Uma imagem de Cristo, a partir do testemunho do evangelho, não permite legitimar o sofrimento das pessoas pelo sofrimento de Jesus, e sim o anúncio da sua vitória sobre qualquer manifestação de morte que não seja natural. A consciência alegre e livre é despertada mais por meio de um Cristo vivificante, que supera situações de morte, do que por meio de um Cristo meramente sofredor passivo ou herói glorificado.
Conforme o apóstolo Paulo, a loucura, o escândalo que a cruz provoca, está justamente no fato de Deus decepcionar toda a ambição humana de querer ser Deus. Essa imagem de Deus está relacionada com a fraqueza e o abandono. Deus se faz presente entre as pessoas consideradas loucas, fracas, humildes (1Co 1.18-29).
6. Sugestões para a mensagem
Propomos distribuir rosas às pessoas presentes na celebração para o momento da reflexão. Rosas são flores bonitas e perfumadas. Gostamos de cultivá-las no jardim e as oferecemos em momentos especiais a pessoas que nos são queridas. Mas as rosas também têm espinhos. É preciso ter cuidado para lidar com os seus espinhos. Geralmente colocamos luvas para a poda e usamos uma embalagem para fazer o buquê. A pessoa que recebe as rosas ainda terá que ter algum cuidado com os espinhos. Mesmo assim, se algum espinho picar, não se queixará, pois espinhos fazem parte das rosas.

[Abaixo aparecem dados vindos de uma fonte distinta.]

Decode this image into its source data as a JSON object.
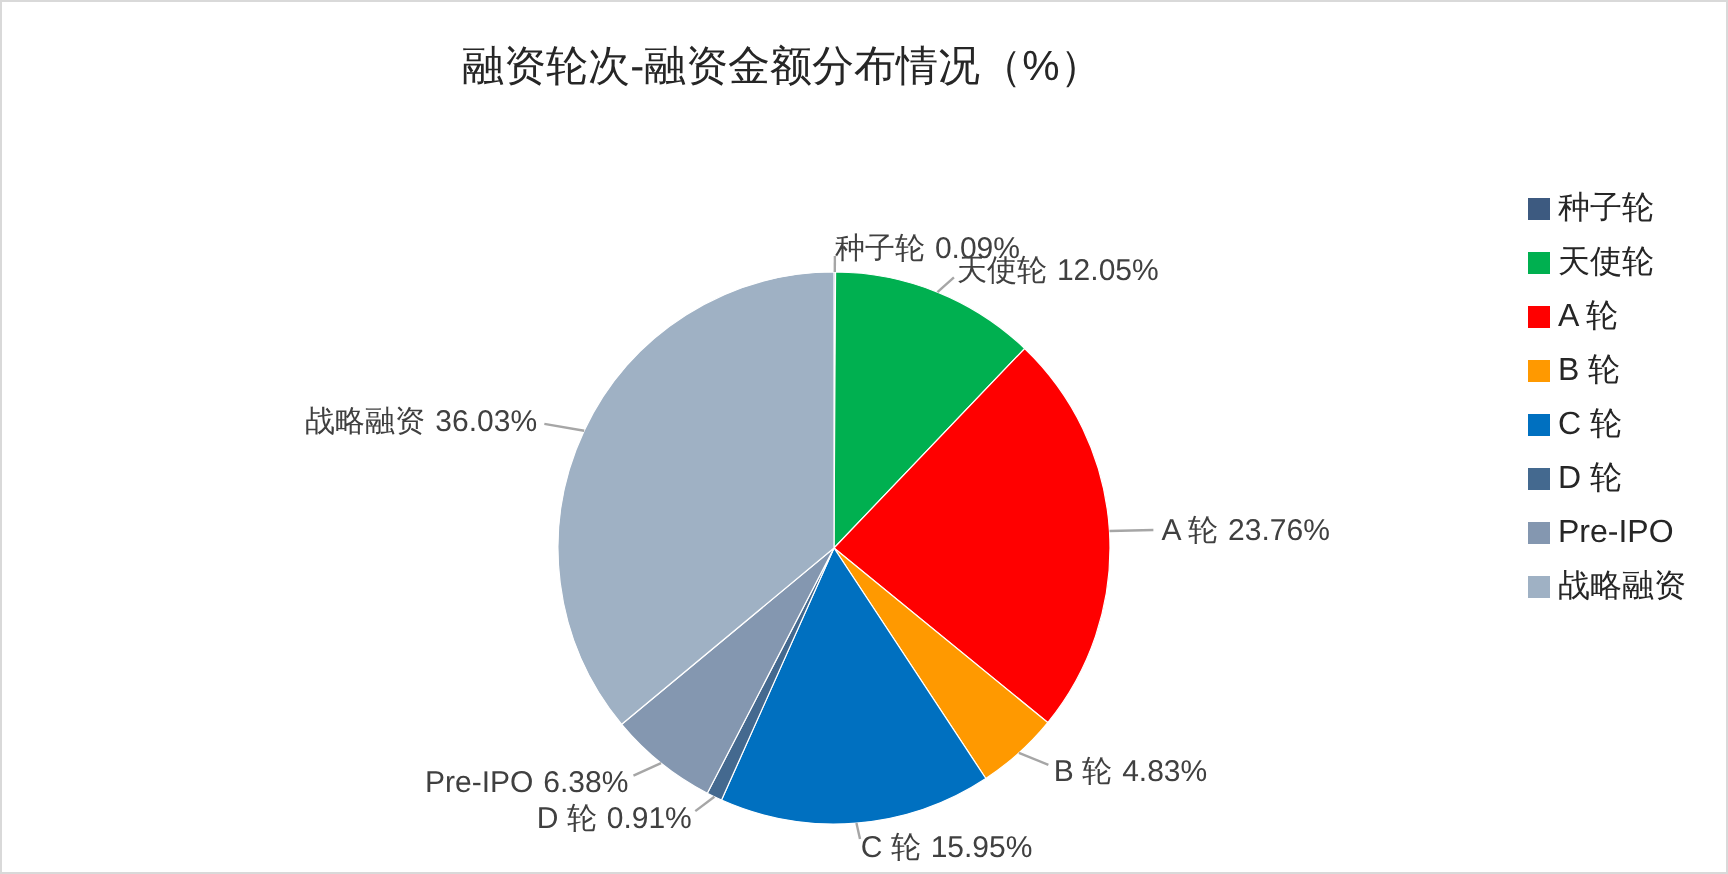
{
  "chart_data": {
    "type": "pie",
    "title": "融资轮次-融资金额分布情况（%）",
    "categories": [
      "种子轮",
      "天使轮",
      "A 轮",
      "B 轮",
      "C 轮",
      "D 轮",
      "Pre-IPO",
      "战略融资"
    ],
    "values": [
      0.09,
      12.05,
      23.76,
      4.83,
      15.95,
      0.91,
      6.38,
      36.03
    ],
    "value_labels": [
      "0.09%",
      "12.05%",
      "23.76%",
      "4.83%",
      "15.95%",
      "0.91%",
      "6.38%",
      "36.03%"
    ],
    "colors": [
      "#3d5a80",
      "#00b050",
      "#ff0000",
      "#ff9900",
      "#0070c0",
      "#44698f",
      "#8497b0",
      "#9fb1c4"
    ],
    "legend": "right"
  }
}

Questões a partir da leitura de Mt 16.21-26:
– Há sofrimentos que fazem parte da vida humana e outros que são socialmente provocados. É preciso distinguir, na medida do possível, os dois tipos de sofrimento.
– Que sofrimentos fazem parte da vida? A dor causada por um espinho, a doença ou a própria morte, como parte do ciclo da vida.
– Que sofrimentos ameaçam a vida? Aqueles que são conseqüência do pecado humano, todas as formas de discriminação e destruição, a própria violência.
– Todo sofrimento torna-se uma cruz? Que significa carregar a própria cruz? A partir da leitura de Jr 15.15-21, vemos que o profeta não causou sofrimento para si próprio. De modo semelhante, também Jesus não buscou o sofrimento. Sua morte na cruz é conseqüência de sua fidelidade ao projeto de Deus.
– Quais são as cruzes do discipulado? A leitura do evangelho traz o dilema do discipulado. O comprometimento com o reino de Deus pode ter como conseqüência o sofrimento. Rm 12.1-8, tema do ano para a IECLB, mostra que o testemunho cristão precisa ser transformador. Como Jeremias em seu tempo, nós, em nosso tempo, somos desafiados a contestar situações que ameaçam a vida. Somos desafiados a agir na perspectiva de mudança de realidades e estruturas que produzem morte e violência. Na comunidade cristã, o corpo de Cristo, não pode haver isolamento, mas valorização dos diversos dons e solidariedade para com as pessoas que sofrem discriminação, violência, injustiça.